Spirit helpers existed for those, like his uncle, whose lives revolved around tradition and heritage, not modern men like himself.
Then how the hell did he explain Winter’s experience with Wolf?
Maybe he’d been looking at this wrong. Grandparents Cave was about a half mile away. Instead of Wolf connecting with Winter, the spirit hoped to frighten her so she’d never want to return to the area.
Weary of asking questions without answers, he retraced hi
s steps. Winter was standing near her sleeping bag, a slight form surrounded by the wilderness.
She nodded but didn’t speak.
“I wasn’t going anywhere,” he said.
“Not without your shoes.”
He chuckled. “You’re right, not without my shoes. Were you looking for Wolf?”
“Don’t ask. Come morning, I might convince myself none of that happened.”
I don’t think so. “Speaking of morning, have you thought about what you’re going to do?”
“No.”
“You should.”
“I guess.” She settled cross-legged on top of her sleeping bag. “Who’s coming here? How are murder investigations in the park handled?”
“I don’t recall if there’s ever been another. We have a number of law enforcement- trained rangers, including a couple who could be considered detectives.”
“Guess I need to talk to them. Tell them what I saw.”
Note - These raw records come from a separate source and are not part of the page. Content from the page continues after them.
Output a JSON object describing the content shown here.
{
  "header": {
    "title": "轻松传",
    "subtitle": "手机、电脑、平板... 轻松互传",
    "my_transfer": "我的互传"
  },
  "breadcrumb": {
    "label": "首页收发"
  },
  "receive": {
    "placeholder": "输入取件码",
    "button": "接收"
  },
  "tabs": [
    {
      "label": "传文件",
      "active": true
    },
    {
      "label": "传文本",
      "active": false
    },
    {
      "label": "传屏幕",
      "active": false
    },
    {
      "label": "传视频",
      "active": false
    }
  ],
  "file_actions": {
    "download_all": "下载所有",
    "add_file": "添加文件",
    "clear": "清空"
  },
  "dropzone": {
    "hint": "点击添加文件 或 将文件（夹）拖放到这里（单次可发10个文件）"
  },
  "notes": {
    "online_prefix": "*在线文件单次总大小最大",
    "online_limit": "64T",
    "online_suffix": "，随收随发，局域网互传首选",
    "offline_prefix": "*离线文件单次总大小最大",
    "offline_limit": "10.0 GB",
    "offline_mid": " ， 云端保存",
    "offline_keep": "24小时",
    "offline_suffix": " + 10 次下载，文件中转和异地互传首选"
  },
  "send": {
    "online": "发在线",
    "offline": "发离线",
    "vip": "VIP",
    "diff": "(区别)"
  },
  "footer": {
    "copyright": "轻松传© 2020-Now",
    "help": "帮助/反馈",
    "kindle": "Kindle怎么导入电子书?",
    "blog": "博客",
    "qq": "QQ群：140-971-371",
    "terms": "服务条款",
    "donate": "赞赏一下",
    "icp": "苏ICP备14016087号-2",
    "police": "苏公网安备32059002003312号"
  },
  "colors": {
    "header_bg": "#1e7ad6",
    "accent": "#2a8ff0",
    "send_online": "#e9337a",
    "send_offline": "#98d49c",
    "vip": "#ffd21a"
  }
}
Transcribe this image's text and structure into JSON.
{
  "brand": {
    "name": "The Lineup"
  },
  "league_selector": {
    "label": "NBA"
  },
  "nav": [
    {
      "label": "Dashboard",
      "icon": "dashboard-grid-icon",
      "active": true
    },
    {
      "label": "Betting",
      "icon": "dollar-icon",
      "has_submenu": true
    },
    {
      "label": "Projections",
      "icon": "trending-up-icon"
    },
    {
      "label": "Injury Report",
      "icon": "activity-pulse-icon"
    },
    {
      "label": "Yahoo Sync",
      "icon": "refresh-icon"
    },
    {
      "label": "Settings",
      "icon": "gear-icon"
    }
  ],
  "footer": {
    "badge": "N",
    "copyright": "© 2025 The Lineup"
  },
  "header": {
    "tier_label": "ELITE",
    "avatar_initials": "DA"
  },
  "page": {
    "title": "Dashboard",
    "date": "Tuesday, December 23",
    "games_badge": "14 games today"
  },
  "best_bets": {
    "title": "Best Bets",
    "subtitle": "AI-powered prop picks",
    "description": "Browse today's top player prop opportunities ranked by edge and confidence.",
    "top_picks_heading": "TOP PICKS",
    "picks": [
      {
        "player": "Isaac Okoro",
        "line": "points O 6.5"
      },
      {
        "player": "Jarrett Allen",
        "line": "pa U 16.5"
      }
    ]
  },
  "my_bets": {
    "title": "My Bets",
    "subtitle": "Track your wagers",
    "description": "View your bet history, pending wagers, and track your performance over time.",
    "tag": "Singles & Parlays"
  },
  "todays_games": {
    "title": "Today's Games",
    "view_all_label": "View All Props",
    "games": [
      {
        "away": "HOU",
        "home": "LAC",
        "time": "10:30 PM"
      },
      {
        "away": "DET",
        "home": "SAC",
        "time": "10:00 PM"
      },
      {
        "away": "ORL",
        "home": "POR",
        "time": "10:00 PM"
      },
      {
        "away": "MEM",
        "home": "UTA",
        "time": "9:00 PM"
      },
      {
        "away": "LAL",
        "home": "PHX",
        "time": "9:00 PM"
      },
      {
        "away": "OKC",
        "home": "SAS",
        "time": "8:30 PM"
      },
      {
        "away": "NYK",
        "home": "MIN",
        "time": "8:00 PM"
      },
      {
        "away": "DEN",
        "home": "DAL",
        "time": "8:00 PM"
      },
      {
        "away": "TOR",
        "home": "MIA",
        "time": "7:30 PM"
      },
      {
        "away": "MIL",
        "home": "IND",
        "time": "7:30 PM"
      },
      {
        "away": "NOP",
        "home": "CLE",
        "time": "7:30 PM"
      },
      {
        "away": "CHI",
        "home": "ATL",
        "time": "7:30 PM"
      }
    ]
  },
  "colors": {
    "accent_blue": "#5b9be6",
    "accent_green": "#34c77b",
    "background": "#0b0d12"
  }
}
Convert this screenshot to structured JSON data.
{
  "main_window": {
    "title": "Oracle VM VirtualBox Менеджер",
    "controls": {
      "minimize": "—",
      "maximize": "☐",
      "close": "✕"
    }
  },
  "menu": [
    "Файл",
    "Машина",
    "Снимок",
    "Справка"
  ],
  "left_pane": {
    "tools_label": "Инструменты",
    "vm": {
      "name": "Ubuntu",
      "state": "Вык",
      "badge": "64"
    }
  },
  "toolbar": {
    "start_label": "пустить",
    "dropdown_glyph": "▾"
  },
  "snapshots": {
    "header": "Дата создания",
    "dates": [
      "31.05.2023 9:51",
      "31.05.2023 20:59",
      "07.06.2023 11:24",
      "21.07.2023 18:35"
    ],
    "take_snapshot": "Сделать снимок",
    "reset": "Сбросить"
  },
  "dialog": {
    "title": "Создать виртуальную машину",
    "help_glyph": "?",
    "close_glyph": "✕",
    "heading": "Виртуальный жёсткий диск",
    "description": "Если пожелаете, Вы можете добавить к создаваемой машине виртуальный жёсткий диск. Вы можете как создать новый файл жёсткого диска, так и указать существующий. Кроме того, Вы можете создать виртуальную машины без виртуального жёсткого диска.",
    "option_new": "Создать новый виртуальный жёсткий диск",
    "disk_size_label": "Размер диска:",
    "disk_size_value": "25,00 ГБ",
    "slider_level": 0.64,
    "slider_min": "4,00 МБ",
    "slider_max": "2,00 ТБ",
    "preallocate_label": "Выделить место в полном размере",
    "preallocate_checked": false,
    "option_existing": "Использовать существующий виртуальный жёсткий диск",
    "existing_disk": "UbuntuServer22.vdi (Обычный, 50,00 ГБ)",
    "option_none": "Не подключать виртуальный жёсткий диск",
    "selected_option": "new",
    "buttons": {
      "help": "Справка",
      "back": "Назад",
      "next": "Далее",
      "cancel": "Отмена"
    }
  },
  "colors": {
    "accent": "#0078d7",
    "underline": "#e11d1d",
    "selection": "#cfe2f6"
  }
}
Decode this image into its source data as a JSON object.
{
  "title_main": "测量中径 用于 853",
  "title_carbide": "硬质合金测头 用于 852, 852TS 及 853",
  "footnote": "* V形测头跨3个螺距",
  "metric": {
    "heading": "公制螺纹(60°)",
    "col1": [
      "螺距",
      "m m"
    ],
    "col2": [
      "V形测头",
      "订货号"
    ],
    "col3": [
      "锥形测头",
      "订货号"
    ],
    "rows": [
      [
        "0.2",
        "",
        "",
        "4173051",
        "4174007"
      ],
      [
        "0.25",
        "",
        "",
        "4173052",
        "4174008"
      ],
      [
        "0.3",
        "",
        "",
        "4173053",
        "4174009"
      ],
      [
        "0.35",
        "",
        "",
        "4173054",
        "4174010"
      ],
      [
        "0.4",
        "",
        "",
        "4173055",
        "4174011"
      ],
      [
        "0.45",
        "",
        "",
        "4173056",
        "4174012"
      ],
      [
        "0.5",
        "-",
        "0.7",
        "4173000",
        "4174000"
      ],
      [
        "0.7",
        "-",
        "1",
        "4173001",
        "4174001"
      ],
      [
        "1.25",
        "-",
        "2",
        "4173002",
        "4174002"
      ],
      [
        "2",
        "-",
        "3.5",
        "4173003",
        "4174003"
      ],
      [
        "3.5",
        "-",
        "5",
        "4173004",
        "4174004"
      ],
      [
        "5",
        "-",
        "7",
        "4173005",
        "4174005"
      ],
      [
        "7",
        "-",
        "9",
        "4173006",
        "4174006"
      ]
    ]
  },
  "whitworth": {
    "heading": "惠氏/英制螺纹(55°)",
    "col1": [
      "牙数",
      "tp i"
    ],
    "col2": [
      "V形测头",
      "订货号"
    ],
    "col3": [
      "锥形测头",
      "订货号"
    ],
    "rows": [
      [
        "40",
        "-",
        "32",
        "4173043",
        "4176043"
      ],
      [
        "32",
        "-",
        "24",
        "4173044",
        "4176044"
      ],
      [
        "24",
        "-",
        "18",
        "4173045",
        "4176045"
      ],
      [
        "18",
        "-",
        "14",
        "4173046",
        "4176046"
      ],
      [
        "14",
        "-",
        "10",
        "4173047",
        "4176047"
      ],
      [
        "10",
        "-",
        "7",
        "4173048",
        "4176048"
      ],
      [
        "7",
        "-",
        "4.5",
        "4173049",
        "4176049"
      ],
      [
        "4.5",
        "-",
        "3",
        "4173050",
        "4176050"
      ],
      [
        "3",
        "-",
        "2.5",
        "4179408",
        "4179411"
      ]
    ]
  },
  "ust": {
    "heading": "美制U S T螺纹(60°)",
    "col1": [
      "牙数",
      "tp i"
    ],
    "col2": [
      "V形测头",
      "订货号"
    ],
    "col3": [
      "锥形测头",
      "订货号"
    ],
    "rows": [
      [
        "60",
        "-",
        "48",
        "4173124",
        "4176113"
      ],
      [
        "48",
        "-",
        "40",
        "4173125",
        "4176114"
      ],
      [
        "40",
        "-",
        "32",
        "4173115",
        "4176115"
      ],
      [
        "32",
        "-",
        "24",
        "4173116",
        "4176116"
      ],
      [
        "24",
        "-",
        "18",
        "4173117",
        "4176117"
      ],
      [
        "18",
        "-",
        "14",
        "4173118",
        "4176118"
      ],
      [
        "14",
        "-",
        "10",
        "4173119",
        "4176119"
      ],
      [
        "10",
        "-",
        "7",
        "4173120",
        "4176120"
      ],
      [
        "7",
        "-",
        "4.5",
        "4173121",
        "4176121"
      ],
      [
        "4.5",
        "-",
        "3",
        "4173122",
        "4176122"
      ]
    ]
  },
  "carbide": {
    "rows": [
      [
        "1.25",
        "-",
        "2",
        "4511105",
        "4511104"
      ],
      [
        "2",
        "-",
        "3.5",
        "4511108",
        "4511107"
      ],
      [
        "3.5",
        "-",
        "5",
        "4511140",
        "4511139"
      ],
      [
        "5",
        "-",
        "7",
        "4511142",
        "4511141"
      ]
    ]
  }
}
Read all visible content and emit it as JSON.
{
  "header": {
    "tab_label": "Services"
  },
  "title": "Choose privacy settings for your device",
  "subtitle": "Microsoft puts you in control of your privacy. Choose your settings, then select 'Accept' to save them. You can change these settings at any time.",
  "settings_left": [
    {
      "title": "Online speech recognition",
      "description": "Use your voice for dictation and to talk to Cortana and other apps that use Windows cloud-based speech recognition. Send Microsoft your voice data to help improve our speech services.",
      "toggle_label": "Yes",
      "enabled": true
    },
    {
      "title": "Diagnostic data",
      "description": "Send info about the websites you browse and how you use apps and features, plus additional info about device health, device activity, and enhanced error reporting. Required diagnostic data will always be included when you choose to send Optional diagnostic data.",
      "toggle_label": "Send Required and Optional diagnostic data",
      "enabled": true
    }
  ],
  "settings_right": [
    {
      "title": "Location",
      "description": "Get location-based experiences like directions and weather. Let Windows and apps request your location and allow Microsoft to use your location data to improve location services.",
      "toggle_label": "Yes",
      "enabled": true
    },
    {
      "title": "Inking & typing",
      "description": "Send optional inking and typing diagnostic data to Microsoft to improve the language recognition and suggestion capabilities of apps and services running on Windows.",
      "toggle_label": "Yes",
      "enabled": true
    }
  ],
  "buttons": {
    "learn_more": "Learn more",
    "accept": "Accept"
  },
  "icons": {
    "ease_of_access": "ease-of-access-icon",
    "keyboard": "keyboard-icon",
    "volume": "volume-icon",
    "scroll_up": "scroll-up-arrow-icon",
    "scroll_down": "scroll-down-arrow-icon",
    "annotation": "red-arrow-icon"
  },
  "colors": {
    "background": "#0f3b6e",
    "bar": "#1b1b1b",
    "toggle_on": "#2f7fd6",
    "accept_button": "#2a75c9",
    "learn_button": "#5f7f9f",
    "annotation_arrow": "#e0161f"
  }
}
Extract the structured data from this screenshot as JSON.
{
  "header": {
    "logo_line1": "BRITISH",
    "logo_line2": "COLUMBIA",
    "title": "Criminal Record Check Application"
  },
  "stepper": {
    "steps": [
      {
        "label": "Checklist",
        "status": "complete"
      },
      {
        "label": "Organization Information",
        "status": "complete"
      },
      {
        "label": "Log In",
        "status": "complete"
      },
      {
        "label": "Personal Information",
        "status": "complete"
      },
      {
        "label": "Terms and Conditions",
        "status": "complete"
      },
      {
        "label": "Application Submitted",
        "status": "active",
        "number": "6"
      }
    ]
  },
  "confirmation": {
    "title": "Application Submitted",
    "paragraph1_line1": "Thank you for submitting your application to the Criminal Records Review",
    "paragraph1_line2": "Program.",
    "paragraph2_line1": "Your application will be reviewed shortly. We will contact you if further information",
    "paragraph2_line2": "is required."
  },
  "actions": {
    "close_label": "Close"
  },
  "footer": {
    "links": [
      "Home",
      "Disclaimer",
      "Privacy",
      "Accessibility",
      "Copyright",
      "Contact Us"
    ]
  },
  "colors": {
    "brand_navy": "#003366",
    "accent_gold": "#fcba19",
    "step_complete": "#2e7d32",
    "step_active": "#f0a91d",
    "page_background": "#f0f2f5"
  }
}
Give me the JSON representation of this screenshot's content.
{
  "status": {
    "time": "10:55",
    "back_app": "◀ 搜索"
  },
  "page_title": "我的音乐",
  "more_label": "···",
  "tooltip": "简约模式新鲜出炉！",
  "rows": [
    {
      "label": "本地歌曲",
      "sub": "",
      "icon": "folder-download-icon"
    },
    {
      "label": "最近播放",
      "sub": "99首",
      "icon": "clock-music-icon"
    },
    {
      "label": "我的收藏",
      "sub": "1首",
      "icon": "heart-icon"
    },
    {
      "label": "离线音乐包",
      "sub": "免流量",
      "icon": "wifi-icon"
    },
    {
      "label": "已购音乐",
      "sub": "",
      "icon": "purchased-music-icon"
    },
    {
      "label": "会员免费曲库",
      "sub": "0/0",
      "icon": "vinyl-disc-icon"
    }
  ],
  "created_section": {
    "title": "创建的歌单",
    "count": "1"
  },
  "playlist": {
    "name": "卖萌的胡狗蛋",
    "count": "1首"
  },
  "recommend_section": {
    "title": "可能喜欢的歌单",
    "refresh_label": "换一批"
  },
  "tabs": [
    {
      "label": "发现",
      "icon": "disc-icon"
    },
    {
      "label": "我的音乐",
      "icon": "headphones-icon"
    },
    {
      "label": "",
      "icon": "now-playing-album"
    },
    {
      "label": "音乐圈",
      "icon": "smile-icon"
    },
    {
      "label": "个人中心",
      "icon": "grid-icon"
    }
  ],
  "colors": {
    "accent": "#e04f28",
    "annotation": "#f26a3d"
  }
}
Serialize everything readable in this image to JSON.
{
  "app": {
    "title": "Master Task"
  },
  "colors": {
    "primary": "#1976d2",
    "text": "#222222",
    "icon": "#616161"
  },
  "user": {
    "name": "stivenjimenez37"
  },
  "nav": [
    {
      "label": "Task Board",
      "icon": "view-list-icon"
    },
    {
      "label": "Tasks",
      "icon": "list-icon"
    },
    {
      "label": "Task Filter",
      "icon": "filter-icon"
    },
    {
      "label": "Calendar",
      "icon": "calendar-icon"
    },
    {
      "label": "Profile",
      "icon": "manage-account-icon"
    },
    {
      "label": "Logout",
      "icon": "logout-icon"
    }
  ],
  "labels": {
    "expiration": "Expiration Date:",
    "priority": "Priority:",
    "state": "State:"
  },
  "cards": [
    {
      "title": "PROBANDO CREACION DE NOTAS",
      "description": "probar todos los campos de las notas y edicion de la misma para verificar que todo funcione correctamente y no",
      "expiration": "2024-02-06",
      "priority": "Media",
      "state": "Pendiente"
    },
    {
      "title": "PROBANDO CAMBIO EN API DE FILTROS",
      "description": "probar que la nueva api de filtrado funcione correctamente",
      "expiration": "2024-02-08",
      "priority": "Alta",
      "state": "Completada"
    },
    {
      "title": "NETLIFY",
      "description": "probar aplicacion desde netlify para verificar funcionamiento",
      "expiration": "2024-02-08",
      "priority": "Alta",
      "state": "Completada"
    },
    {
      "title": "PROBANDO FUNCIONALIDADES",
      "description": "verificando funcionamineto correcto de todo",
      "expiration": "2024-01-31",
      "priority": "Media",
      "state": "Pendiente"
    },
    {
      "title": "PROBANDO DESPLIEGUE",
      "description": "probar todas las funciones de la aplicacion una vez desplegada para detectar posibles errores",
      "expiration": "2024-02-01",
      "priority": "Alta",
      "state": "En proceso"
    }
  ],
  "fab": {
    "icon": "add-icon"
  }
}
She hadn’t seen anything he hadn’t, but she was right. Whether she wanted to or not, she was going to be a vital part of the investigation. Eventually, her role would be over, and she’d go back to where she’d come from and resume her life.
“You mentioned you wanted to tell Dr. Gilsdorf’s son, but you can let someone here contact the university.”
“I need to personally talk to Dr. Wilheim.”
“You believe he might take Dr. Gilsdorf’s place?”
“I’m sure he’ll insist on it.”
He wondered if it had occurred to her that the Natives might use Dr. Gilsdorf’s murder as ammunition in trying to get the study shut down. When Dr. Gilsdorf had initially contacted the Hoh and other tribes, no one had been particularly concerned that he could accomplish anything without assistance. That mindset had changed once they’d realized the professor was concentrating on the Ghost Totem Ridge area.
Maybe one or more tribal members had done more than resent Dr. Gilsdorf’s presence. Maybe that person or persons had put an end to the threat he presented.